Best ML Tool-Large Datasets 10-100 GB



Hi, what is the best tool to perform machine learning on datasets in the range of 10-100 GB.

This falls between the upto 10 GB (available in R/Python) and 100GB + (Amazon + Spark) solutions

My configuration is an i7 Dual Core Processor with 8 GB RAM and 1TB HDD on Windows 7.

I have researched on the following

  1. Data.table/FF/SQL Lite packages with R (unwieldy syntax)
  2. Python with Pandas (not tried as I believe it is also in memory)
  3. Tried smart sampling with R to reduce dataset size but faced issues
  4. Hiring an Amazon Instance with Free RAM (good idea but how do I transfer data from laptop to server, too expensive)

These do not seem to fit the requirements, I need something that

  1. Is open source and free
  2. Has a consistent and sensible syntax and documentation
  3. Has a good library of algorithms especially random forest, logistic regression and clustering
  4. Works on an out of memory basis i.e. on the hard disk so it can handle the data sizes of 10GB +

I’ve heard about Vowpal Wabbit, but no idea about how to go about learning it, it’s list of algorithms etc…
Also, are there any other out of memory tools that work well

Please help, it’s a little urgent



Apache Spark is probably your best bet. Moderately easy to use and can handle larger than memory datasets automatically: Beginners Guide: Apache Spark Machine Learning Scenario With A Large Input Dataset. It also has wrappers for R and Python, so no need to learn some new language syntax on top of Spark.

Another alternative is to use learning methods that can learn incrementally.
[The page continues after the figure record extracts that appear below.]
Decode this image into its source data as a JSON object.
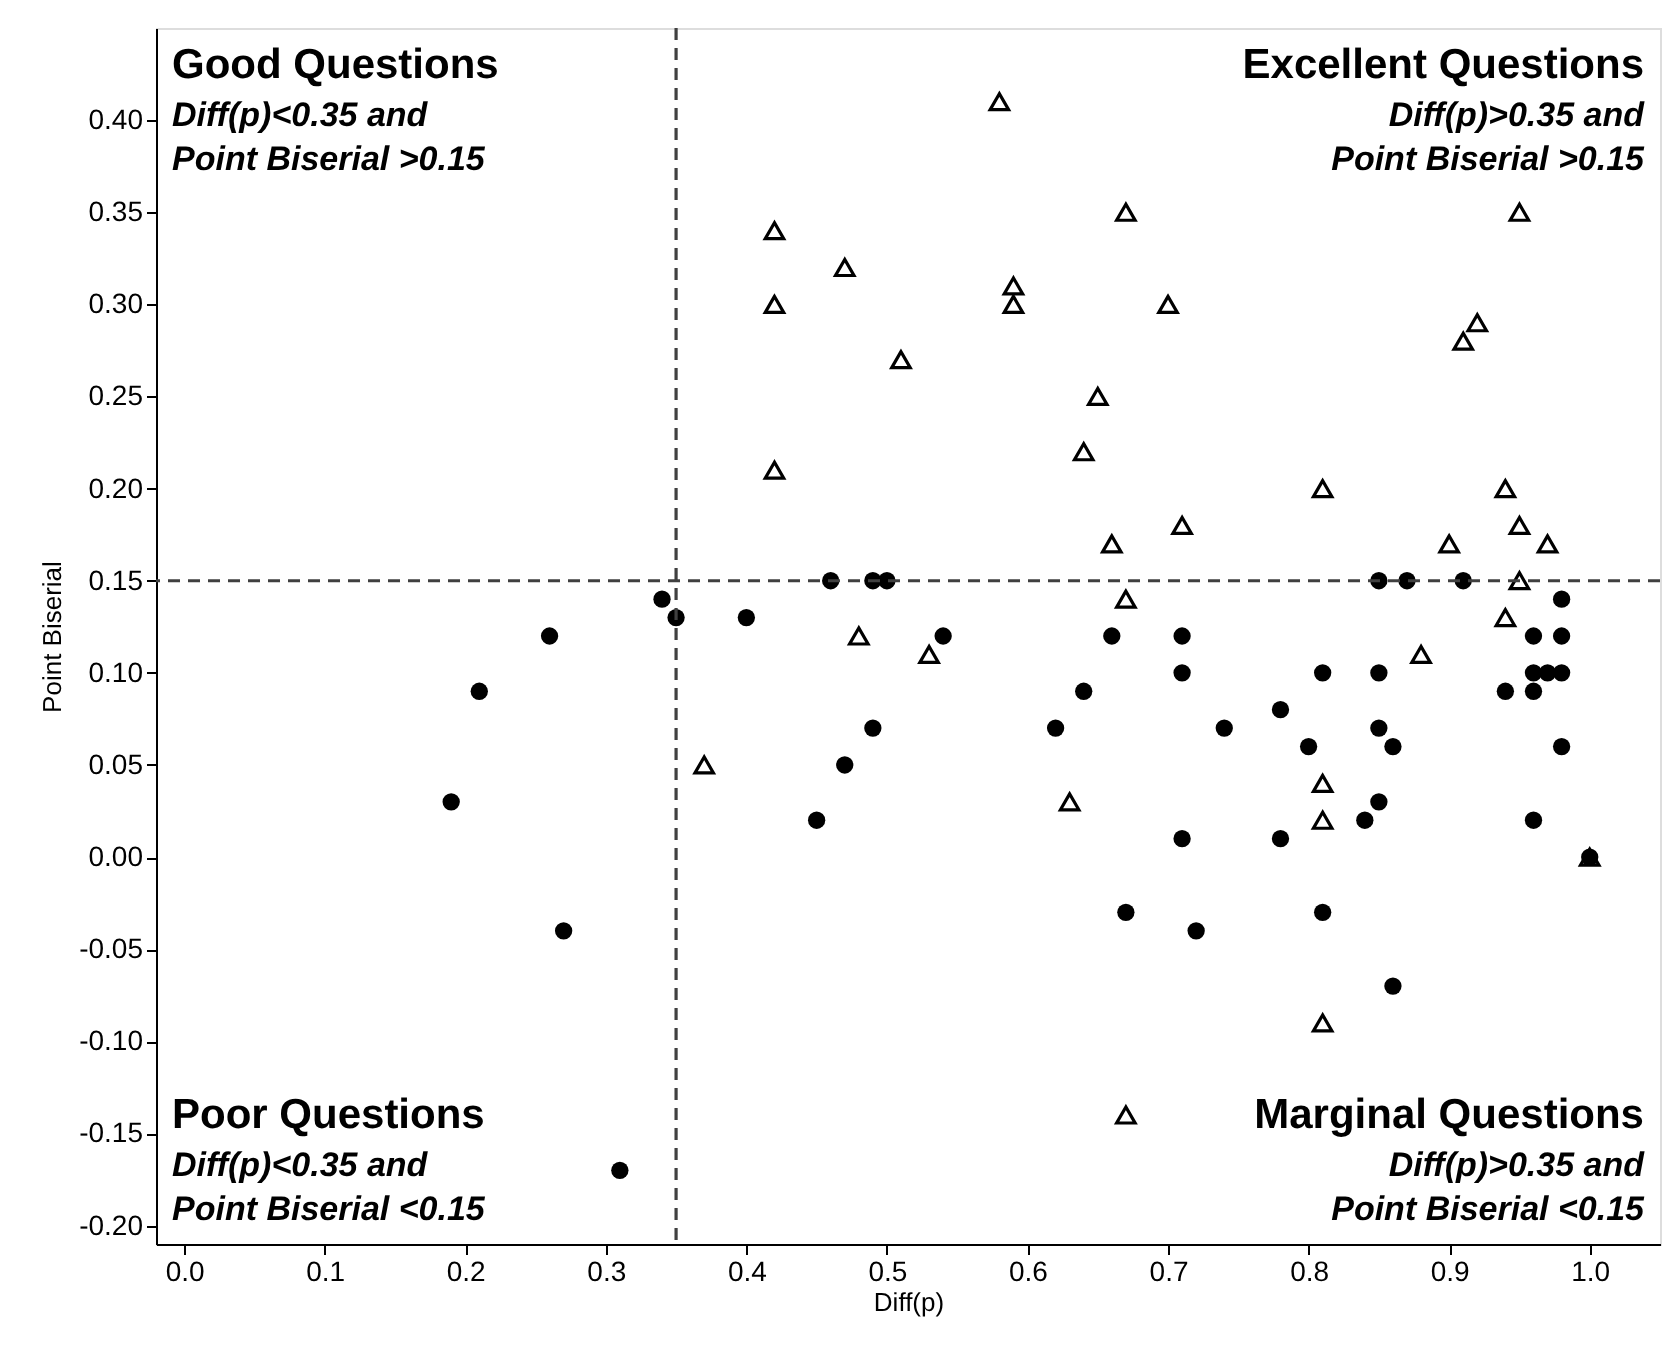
{
  "chart_data": {
    "type": "scatter",
    "xlabel": "Diff(p)",
    "ylabel": "Point Biserial",
    "xlim": [
      -0.02,
      1.05
    ],
    "ylim": [
      -0.21,
      0.45
    ],
    "xticks": [
      {
        "value": 0,
        "label": "0.0"
      },
      {
        "value": 0.1,
        "label": "0.1"
      },
      {
        "value": 0.2,
        "label": "0.2"
      },
      {
        "value": 0.3,
        "label": "0.3"
      },
      {
        "value": 0.4,
        "label": "0.4"
      },
      {
        "value": 0.5,
        "label": "0.5"
      },
      {
        "value": 0.6,
        "label": "0.6"
      },
      {
        "value": 0.7,
        "label": "0.7"
      },
      {
        "value": 0.8,
        "label": "0.8"
      },
      {
        "value": 0.9,
        "label": "0.9"
      },
      {
        "value": 1,
        "label": "1.0"
      }
    ],
    "yticks": [
      {
        "value": -0.2,
        "label": "-0.20"
      },
      {
        "value": -0.15,
        "label": "-0.15"
      },
      {
        "value": -0.1,
        "label": "-0.10"
      },
      {
        "value": -0.05,
        "label": "-0.05"
      },
      {
        "value": 0,
        "label": "0.00"
      },
      {
        "value": 0.05,
        "label": "0.05"
      },
      {
        "value": 0.1,
        "label": "0.10"
      },
      {
        "value": 0.15,
        "label": "0.15"
      },
      {
        "value": 0.2,
        "label": "0.20"
      },
      {
        "value": 0.25,
        "label": "0.25"
      },
      {
        "value": 0.3,
        "label": "0.30"
      },
      {
        "value": 0.35,
        "label": "0.35"
      },
      {
        "value": 0.4,
        "label": "0.40"
      }
    ],
    "grid": false,
    "series": [
      {
        "color": "#000000",
        "marker": "circle",
        "x": [
          0.19,
          0.21,
          0.26,
          0.27,
          0.31,
          0.34,
          0.35,
          0.4,
          0.45,
          0.46,
          0.47,
          0.49,
          0.49,
          0.5,
          0.54,
          0.66,
          0.71,
          0.71,
          0.64,
          0.62,
          0.74,
          0.78,
          0.8,
          0.81,
          0.85,
          0.85,
          0.86,
          0.85,
          0.84,
          0.78,
          0.71,
          0.67,
          0.72,
          0.81,
          0.86,
          0.85,
          0.87,
          0.91,
          0.98,
          0.96,
          0.98,
          0.96,
          0.97,
          0.98,
          0.94,
          0.96,
          0.98,
          0.96,
          1.0
        ],
        "values": [
          0.03,
          0.09,
          0.12,
          -0.04,
          -0.17,
          0.14,
          0.13,
          0.13,
          0.02,
          0.15,
          0.05,
          0.07,
          0.15,
          0.15,
          0.12,
          0.12,
          0.12,
          0.1,
          0.09,
          0.07,
          0.07,
          0.08,
          0.06,
          0.1,
          0.1,
          0.07,
          0.06,
          0.03,
          0.02,
          0.01,
          0.01,
          -0.03,
          -0.04,
          -0.03,
          -0.07,
          0.15,
          0.15,
          0.15,
          0.14,
          0.12,
          0.12,
          0.1,
          0.1,
          0.1,
          0.09,
          0.09,
          0.06,
          0.02,
          0.0
        ]
      },
      {
        "color": "#000000",
        "marker": "triangle",
        "x": [
          0.37,
          0.48,
          0.53,
          0.67,
          0.94,
          0.88,
          0.95,
          0.63,
          0.81,
          0.81,
          0.81,
          0.67,
          1.0,
          0.42,
          0.42,
          0.42,
          0.47,
          0.51,
          0.58,
          0.67,
          0.59,
          0.59,
          0.7,
          0.65,
          0.64,
          0.81,
          0.71,
          0.66,
          0.95,
          0.92,
          0.91,
          0.94,
          0.95,
          0.9,
          0.97
        ],
        "values": [
          0.05,
          0.12,
          0.11,
          0.14,
          0.13,
          0.11,
          0.15,
          0.03,
          0.04,
          0.02,
          -0.09,
          -0.14,
          0.0,
          0.34,
          0.3,
          0.21,
          0.32,
          0.27,
          0.41,
          0.35,
          0.31,
          0.3,
          0.3,
          0.25,
          0.22,
          0.2,
          0.18,
          0.17,
          0.35,
          0.29,
          0.28,
          0.2,
          0.18,
          0.17,
          0.17
        ]
      }
    ],
    "ref_lines": [
      {
        "axis": "x",
        "value": 0.35,
        "color": "#404040",
        "line_style": "dashed"
      },
      {
        "axis": "y",
        "value": 0.15,
        "color": "#404040",
        "line_style": "dashed"
      }
    ],
    "annotations": [
      "Good Questions",
      "Diff(p)<0.35 and\nPoint Biserial >0.15",
      "Excellent Questions",
      "Diff(p)>0.35 and\nPoint Biserial >0.15",
      "Poor Questions",
      "Diff(p)<0.35 and\nPoint Biserial <0.15",
      "Marginal Questions",
      "Diff(p)>0.35 and\nPoint Biserial <0.15"
    ]
  }
}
In this case, sklearn can solve your problem: Scikit-learn: Strategies to scale computationally

And I really recommend using a cluster. Even if the methods above enable training on large datasets, it will be painfully slow. If you have the time to train a model with data on the HDD, you probably have the time to upload the data to a cloud cluster. gcloud offers a 60 day trial with $300 of credit that you can use to run 8-core VMs with 50GB of RAM.